Some clinicians and researchers question the need for surgical therapy in light of the impressive responses seen with agents such as sunitinib and sorafenib, Dr. Wood said. The lack of reliable or complete responses, however, and the inevitable development of therapeutic resistance, suggest that surgery will remain an important part of the treatment paradigm for locally advanced and metastatic RCC, he said.

“I don't see systemic therapy replacing surgery because there are no [durable] complete responses associated with systemic therapy,” Dr. Wood told Renal & Urology News. “Patients respond or have stable disease for a period of time but ultimately progress.”

The concept of neoadjuvant or pre-surgical therapy is now being applied in the setting of locally advanced and metastatic disease, he noted. The goal is to downstage or downsize the primary tumor and thus decrease surgical morbidity through the use of nephron-sparing procedures.

“There are numerous anecdotes in the literature about tumors having these dramatic downstagings as a consequence of targeted therapy, but in fact if you look at the data the vast majority of patients either have no response or may progress on therapy,” Dr. Wood said.

Ongoing clinical trials are examining the role of tyrosine kinase inhibition with either sunitinib or sorafenib as an adjuvant strategy as well as its proper “integration with surgery” in the setting of metastatic disease. A clinical trial with pazopanib started accruing patients within just the past six months. Early reports indicate that toxicity from all of these agents may be a significant problem in ensuring compliance with therapy, he said.  

Dr. Wood and his colleagues retrospectively examined primary tumor response to neoadjuvant or pre-surgical therapy in a cohort of more than 160 patients. Dramatic changes in the primary tumor “were the exception rather than the rule,” he said. The primary tumor showed little response in most patients. Some patients had impressive tumor regression as a consequence of therapy, but there were a significant number of patients who had dramatic progression of their tumor while on therapy.

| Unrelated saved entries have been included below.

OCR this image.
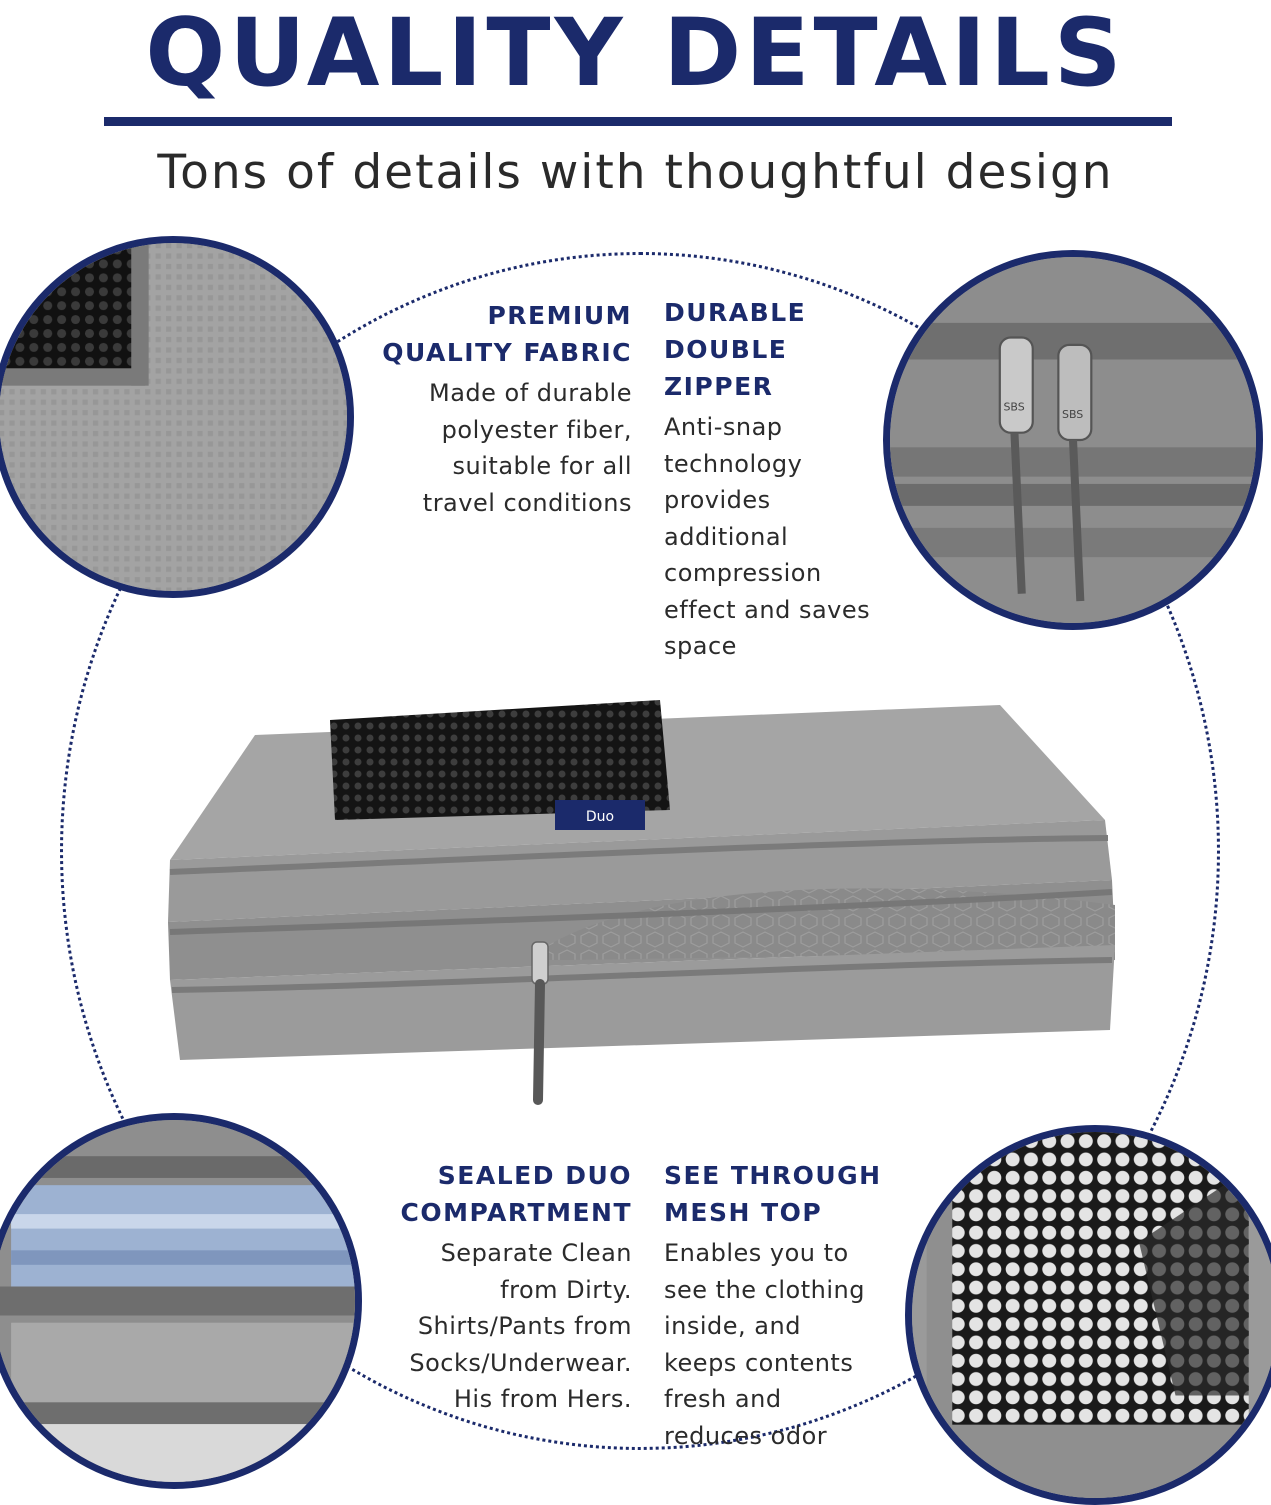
QUALITY DETAILS
Tons of details with thoughtful design
SBS
SBS
Duo
PREMIUM
QUALITY FABRIC

Made of durable
polyester fiber,
suitable for all
travel conditions

DURABLE
DOUBLE ZIPPER

Anti-snap
technology
provides
additional
compression
effect and saves
space

SEALED DUO
COMPARTMENT

Separate Clean
from Dirty.
Shirts/Pants from
Socks/Underwear.
His from Hers.

SEE THROUGH
MESH TOP

Enables you to
see the clothing
inside, and
keeps contents
fresh and
reduces odor
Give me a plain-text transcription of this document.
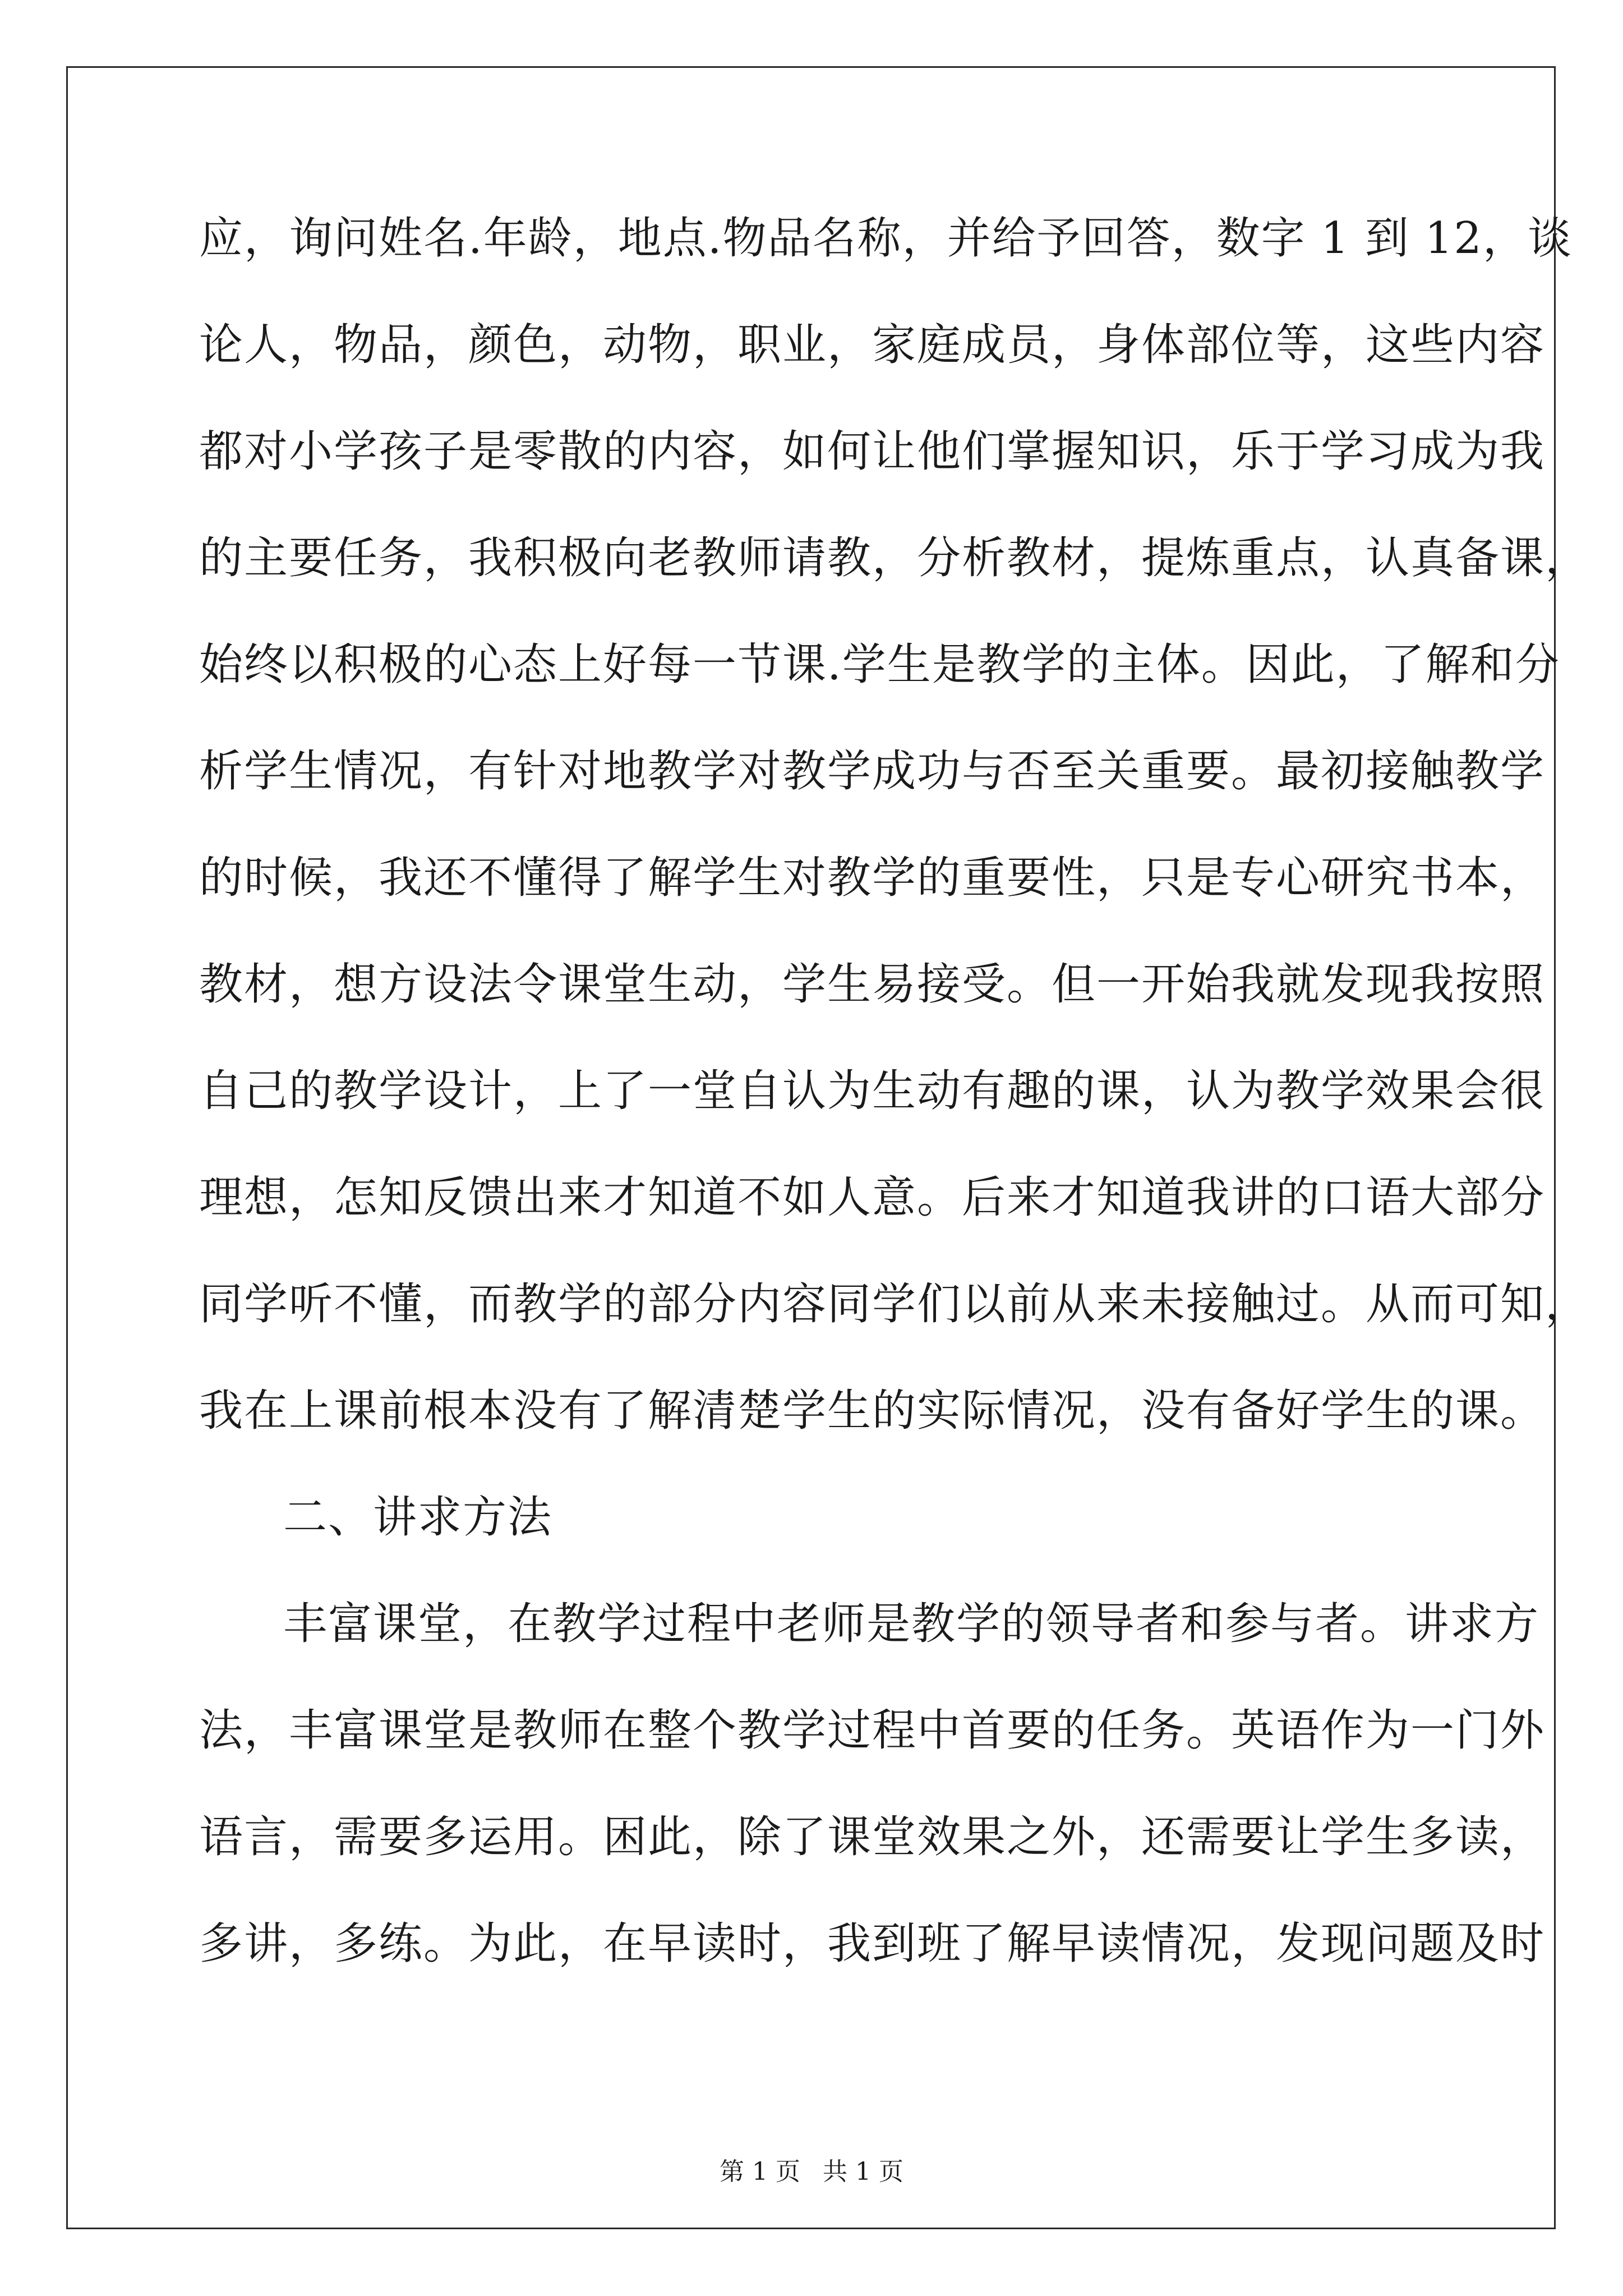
应，询问姓名.年龄，地点.物品名称，并给予回答，数字 1 到 12，谈
论人，物品，颜色，动物，职业，家庭成员，身体部位等，这些内容
都对小学孩子是零散的内容，如何让他们掌握知识，乐于学习成为我
的主要任务，我积极向老教师请教，分析教材，提炼重点，认真备课，
始终以积极的心态上好每一节课.学生是教学的主体。因此，了解和分
析学生情况，有针对地教学对教学成功与否至关重要。最初接触教学
的时候，我还不懂得了解学生对教学的重要性，只是专心研究书本，
教材，想方设法令课堂生动，学生易接受。但一开始我就发现我按照
自己的教学设计，上了一堂自认为生动有趣的课，认为教学效果会很
理想，怎知反馈出来才知道不如人意。后来才知道我讲的口语大部分
同学听不懂，而教学的部分内容同学们以前从来未接触过。从而可知，
我在上课前根本没有了解清楚学生的实际情况，没有备好学生的课。
二、讲求方法
丰富课堂，在教学过程中老师是教学的领导者和参与者。讲求方
法，丰富课堂是教师在整个教学过程中首要的任务。英语作为一门外
语言，需要多运用。困此，除了课堂效果之外，还需要让学生多读，
多讲，多练。为此，在早读时，我到班了解早读情况，发现问题及时
第 1 页 共 1 页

Michael Atkins, MD, Professor of Medicine at Harvard Medical School and head of the Kidney Cancer Program at the Dana-Farber Cancer Center in Boston, agrees with Dr. Wood, noting that clinical trials are required to determine the optimal role of surgery in the management of patients with metastatic RCC.

“With advanced disease, it is conceivable that if you had agents that could be as effective at the primary sites as well as the secondary sites, then you may not need surgery,” Dr. Atkins said. “There are clinical trials that are going to address these questions but they will take five years or longer and so it is uncertain how to proceed.”